Fa una visita medica a Pompei, arrestato imprenditore latitante

Un imprenditore campano latitante è stato arrestato dai poliziotti della Squadra mobile di Genova e Napoli nell’ambito del progetto “Wanted” promosso dal Servizio centrale operativo di Roma e finalizzato alla cattura di latitanti. L’uomo era stato condannato in via definitiva a sette anni di reclusione per diversi reati, alcuni aggravati dal metodo mafioso, tra cui l’illecito smaltimento di rifiuti in esecuzione di lavori di ripristino a seguito della mareggiata di Rapallo (Genova) del 2018. Schede telefoniche del cellulare cambiate settimanalmente e intestate a prestanome di nazionalità straniera, false identità e contatti chiusi con la propria cerchia familiare, sono questi gli accorgimenti adottati dall’imprenditore per sfuggire all’arresto che gli investigatori hanno ricostruito attraverso le indagini.
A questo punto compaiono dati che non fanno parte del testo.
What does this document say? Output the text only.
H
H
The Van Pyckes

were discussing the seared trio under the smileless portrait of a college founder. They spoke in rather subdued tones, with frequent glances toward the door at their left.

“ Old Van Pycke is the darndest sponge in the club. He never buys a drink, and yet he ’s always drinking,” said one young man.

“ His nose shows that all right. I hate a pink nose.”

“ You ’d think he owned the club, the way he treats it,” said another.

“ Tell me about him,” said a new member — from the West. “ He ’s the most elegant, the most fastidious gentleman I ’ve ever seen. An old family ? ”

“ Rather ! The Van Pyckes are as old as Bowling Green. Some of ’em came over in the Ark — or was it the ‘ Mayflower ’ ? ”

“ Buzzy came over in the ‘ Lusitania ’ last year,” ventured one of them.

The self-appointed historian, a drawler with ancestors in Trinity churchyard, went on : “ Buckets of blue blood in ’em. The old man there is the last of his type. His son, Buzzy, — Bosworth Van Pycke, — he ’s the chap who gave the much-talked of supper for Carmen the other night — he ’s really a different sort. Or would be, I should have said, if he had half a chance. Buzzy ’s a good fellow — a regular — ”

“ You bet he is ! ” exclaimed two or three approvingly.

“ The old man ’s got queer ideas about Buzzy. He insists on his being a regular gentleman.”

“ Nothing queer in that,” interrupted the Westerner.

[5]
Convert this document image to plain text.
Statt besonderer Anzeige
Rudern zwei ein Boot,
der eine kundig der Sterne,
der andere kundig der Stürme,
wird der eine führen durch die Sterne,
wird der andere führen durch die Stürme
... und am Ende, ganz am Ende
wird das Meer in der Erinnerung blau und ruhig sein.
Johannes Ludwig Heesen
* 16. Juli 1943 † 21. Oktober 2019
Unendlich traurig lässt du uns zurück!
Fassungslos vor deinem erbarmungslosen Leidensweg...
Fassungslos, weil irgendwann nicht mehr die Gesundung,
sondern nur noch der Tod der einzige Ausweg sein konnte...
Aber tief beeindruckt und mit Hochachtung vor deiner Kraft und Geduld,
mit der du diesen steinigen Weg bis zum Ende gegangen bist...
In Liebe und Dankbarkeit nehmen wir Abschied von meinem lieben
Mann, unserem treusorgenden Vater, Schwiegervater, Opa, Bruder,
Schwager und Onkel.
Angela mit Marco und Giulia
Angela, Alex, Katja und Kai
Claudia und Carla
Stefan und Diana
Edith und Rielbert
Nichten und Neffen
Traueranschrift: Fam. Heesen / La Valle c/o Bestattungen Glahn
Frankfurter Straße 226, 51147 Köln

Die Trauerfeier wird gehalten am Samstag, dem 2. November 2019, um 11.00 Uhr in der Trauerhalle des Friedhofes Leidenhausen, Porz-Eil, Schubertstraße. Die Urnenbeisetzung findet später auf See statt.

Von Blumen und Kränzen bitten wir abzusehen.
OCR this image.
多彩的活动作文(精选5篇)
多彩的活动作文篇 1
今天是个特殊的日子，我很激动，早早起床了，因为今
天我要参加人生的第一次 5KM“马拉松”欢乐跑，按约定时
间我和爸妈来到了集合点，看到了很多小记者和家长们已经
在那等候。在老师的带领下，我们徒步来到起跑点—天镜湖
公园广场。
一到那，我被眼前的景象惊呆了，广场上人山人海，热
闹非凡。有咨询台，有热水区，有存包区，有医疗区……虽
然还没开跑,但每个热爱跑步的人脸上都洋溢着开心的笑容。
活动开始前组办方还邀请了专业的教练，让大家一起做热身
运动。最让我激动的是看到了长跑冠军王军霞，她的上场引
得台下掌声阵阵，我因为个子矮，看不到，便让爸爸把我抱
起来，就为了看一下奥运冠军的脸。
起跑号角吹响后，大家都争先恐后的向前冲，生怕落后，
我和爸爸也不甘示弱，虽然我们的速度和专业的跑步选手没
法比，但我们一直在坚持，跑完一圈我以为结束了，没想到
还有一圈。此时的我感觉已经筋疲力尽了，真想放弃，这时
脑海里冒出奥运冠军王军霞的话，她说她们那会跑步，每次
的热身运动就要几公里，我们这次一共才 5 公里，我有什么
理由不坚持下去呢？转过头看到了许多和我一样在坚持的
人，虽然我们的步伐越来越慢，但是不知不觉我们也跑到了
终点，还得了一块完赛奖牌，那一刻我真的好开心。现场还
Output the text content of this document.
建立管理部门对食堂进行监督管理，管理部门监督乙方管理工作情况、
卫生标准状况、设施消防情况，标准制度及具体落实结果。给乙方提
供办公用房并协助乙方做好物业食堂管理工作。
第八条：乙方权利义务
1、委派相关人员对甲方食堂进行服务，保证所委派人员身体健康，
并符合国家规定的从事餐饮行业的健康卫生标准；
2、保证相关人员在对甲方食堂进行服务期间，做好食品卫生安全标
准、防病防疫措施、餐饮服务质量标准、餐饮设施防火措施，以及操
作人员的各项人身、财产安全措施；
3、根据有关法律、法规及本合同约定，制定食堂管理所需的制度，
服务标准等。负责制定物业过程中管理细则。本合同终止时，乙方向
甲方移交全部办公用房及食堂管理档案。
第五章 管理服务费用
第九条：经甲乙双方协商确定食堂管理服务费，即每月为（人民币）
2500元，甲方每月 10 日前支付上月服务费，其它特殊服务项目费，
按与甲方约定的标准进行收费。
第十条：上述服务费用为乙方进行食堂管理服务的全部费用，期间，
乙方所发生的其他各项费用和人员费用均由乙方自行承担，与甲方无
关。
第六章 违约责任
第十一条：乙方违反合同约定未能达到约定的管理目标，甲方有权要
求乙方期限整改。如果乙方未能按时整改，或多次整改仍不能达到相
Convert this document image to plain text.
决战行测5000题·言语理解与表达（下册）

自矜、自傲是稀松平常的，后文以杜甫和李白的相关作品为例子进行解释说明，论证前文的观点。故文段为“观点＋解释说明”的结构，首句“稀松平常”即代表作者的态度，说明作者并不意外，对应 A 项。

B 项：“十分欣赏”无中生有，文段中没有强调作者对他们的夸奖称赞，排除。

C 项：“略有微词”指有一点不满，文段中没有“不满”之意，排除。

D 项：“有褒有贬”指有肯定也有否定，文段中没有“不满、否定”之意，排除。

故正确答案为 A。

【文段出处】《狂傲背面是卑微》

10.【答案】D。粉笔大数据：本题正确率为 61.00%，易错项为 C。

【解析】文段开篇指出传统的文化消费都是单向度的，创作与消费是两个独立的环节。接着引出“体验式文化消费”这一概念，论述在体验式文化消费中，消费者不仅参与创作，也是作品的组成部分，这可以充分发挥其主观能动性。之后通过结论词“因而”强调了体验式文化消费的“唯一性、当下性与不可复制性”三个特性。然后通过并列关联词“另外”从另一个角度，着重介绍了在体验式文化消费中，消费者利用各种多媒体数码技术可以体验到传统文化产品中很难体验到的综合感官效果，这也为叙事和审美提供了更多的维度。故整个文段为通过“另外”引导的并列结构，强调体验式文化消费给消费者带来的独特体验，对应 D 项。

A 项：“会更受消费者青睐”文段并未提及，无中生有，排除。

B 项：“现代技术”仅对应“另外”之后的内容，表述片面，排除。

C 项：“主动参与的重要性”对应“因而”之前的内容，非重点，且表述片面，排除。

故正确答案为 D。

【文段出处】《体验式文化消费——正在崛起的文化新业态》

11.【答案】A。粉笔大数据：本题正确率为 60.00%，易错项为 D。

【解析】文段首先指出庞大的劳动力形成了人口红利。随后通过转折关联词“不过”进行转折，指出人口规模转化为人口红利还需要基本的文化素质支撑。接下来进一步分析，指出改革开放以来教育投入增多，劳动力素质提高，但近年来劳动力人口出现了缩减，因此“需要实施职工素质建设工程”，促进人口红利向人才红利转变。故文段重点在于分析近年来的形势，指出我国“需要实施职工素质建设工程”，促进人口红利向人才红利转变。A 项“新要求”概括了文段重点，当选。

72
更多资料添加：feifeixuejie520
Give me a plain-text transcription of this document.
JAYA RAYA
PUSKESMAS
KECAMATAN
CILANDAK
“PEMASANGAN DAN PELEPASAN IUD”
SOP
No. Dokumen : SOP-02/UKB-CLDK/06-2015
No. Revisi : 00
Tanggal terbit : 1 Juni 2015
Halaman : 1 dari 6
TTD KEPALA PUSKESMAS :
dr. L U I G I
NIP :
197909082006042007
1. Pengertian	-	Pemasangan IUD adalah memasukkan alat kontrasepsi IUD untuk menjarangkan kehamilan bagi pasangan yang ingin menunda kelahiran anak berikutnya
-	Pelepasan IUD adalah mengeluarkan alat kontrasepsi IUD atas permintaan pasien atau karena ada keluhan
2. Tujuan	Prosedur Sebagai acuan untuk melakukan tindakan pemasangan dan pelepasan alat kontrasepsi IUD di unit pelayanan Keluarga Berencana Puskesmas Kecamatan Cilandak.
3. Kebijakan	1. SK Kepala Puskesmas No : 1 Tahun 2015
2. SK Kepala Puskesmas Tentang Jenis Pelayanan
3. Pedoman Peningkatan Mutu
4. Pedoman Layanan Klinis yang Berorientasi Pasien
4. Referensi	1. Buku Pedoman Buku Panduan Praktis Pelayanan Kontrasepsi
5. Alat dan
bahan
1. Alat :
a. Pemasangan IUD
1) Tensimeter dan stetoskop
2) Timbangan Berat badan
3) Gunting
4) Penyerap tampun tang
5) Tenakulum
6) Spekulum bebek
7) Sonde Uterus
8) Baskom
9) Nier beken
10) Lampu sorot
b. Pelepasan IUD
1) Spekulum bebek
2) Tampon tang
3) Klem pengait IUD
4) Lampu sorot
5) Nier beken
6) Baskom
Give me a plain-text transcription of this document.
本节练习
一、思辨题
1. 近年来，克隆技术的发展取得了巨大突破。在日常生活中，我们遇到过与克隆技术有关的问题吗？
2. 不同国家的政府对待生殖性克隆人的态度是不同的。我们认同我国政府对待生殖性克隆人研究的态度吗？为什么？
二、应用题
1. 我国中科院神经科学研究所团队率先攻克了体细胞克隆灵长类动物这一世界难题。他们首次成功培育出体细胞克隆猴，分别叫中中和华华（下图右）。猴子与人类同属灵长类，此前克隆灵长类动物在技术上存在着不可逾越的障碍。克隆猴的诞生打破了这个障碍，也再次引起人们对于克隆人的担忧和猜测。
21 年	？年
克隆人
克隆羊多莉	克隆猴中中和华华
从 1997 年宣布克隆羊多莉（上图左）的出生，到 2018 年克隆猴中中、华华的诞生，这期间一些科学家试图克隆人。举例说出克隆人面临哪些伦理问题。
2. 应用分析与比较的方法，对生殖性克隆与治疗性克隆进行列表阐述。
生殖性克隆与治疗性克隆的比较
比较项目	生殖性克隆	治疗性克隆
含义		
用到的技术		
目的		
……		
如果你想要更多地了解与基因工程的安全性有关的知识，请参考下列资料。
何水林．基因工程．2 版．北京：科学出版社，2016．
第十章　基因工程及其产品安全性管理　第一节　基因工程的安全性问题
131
A tradire il latitante è stato un controllo medico al quale si è sottoposto e che ha consentito di localizzarlo presso una clinica di Pompei (Napoli). I poliziotti di Genova e Napoli l’hanno sorpreso in possesso anche di una carta d’identità elettronica e di una patente di guida che ritraevano il suo volto con generalità fittizie.

Per l’imprenditore si sono aperte così le porte del carcere partenopeo di Secondigliano.